Healthy love is where two people work together to create a life where each person can be individually fulfilled. Together they work on building a life that compliments their individuality. When healthy couples disagree, they use negotiation and compromise as tools to resolve their difficulties. There is mutual give and take, and both partners feel that they are able to get some of their needs met some of the time. Regardless of their difficulties, each spouse feels respected.
Healthy love doesn’t mean that couples always agree with each other, but they do work together to resolve their differences If one partner is habitually unfaithful, verbally berates their spouse or refuses to negotiate the demands of the household, there is little chance for the couple to grow together in healthy love.
What can you do if you are in this type of unhealthy relationship you will need to take a good, hard look at your behavior and what behaviors have been unacceptable and disrespectful. It is often helpful to work with a counselor who can help you to develop boundaries and consequences that you can enforce. It is likely that by being passive, you have trained your partner that you are willing to put up with the disrespectful behavior. Consequently, you will need to prove that you will no longer participate in unhealthy “love behaviors.”
You will likely need to learn assertiveness skills, which will assist you in being clear and direct with your partner. This does not ensure that you get what you want, but it does reenforce that you are conveying your feelings and thoughts succinctly.
After you have asserted yourself and clarified boundaries, you will need to share with your partner how you will respond if your boundaries are violated. It may look like this:
• If you call me names, I will walk away.

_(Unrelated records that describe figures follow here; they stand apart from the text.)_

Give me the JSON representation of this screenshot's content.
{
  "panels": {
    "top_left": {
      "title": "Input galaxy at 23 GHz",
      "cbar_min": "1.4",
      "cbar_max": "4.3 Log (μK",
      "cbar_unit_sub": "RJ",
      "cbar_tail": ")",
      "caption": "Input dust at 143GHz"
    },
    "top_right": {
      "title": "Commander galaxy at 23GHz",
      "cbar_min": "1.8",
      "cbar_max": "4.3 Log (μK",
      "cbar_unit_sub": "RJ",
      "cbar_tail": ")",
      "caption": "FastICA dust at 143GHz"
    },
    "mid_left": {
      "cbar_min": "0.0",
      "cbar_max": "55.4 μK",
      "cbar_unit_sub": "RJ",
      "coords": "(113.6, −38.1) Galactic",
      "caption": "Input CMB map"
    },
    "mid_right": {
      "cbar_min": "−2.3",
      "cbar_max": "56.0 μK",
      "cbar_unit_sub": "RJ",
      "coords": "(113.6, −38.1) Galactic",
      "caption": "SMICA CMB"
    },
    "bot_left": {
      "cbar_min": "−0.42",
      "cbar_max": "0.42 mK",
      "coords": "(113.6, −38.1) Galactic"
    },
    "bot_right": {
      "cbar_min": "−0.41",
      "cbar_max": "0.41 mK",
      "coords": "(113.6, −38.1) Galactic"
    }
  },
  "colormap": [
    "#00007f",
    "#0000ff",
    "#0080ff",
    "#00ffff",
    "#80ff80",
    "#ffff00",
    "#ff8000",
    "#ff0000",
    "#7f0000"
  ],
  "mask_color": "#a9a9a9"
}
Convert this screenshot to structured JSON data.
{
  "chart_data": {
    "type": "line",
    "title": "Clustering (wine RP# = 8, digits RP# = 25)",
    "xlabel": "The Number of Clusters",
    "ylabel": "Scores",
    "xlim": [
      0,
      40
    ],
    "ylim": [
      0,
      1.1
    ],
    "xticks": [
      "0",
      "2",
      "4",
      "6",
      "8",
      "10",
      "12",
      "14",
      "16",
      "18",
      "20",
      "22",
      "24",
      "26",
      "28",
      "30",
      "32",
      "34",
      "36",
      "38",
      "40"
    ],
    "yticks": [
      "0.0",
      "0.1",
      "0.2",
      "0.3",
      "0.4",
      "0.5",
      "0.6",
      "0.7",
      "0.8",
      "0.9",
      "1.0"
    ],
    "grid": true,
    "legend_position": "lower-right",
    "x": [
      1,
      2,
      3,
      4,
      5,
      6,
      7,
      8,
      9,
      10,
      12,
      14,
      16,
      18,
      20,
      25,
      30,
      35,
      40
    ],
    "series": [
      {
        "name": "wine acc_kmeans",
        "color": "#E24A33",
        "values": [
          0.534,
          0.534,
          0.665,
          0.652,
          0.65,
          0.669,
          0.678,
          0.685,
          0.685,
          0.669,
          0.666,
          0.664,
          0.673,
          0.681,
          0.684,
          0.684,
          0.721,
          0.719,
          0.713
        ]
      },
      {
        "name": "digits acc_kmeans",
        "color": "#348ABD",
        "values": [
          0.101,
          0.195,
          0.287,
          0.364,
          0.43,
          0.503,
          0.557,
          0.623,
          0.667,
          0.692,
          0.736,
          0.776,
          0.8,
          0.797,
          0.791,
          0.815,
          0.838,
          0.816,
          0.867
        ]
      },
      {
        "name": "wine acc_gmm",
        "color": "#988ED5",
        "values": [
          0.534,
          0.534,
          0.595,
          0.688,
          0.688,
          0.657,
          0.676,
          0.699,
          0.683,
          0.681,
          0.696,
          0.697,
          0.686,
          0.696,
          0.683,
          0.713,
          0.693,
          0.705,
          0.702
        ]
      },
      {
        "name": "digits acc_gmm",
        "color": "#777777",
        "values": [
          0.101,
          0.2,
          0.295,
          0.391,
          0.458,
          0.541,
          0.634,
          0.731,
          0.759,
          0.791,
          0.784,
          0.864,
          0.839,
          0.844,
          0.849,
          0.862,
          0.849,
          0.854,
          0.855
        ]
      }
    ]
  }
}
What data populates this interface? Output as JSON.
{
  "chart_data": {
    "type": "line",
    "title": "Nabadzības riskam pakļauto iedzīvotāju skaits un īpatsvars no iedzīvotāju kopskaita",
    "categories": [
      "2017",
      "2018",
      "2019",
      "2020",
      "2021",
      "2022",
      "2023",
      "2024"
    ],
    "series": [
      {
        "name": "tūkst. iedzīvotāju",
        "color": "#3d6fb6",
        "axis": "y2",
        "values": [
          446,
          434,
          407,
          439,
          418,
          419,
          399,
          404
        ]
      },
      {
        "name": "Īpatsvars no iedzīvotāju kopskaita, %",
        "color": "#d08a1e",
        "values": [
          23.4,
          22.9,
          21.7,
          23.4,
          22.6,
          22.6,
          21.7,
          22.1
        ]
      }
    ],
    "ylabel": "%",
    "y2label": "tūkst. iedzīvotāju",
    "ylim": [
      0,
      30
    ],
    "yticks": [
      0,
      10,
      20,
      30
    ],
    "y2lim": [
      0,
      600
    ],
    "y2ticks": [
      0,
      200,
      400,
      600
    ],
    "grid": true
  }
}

• If you continue to cheat on me, I will ask for a formal separation.
• If you insist on doing it your way, you will be doing it on your own.
A word of caution! Make sure to have some supports in place before you take on this endeavor of being assertive, creating boundaries, and developing consequences. I have seen women who have begun to assert themselves and have been physically abused because of their new behavior.
You teach people how to treat you and therefore you must change yourself to evoke change.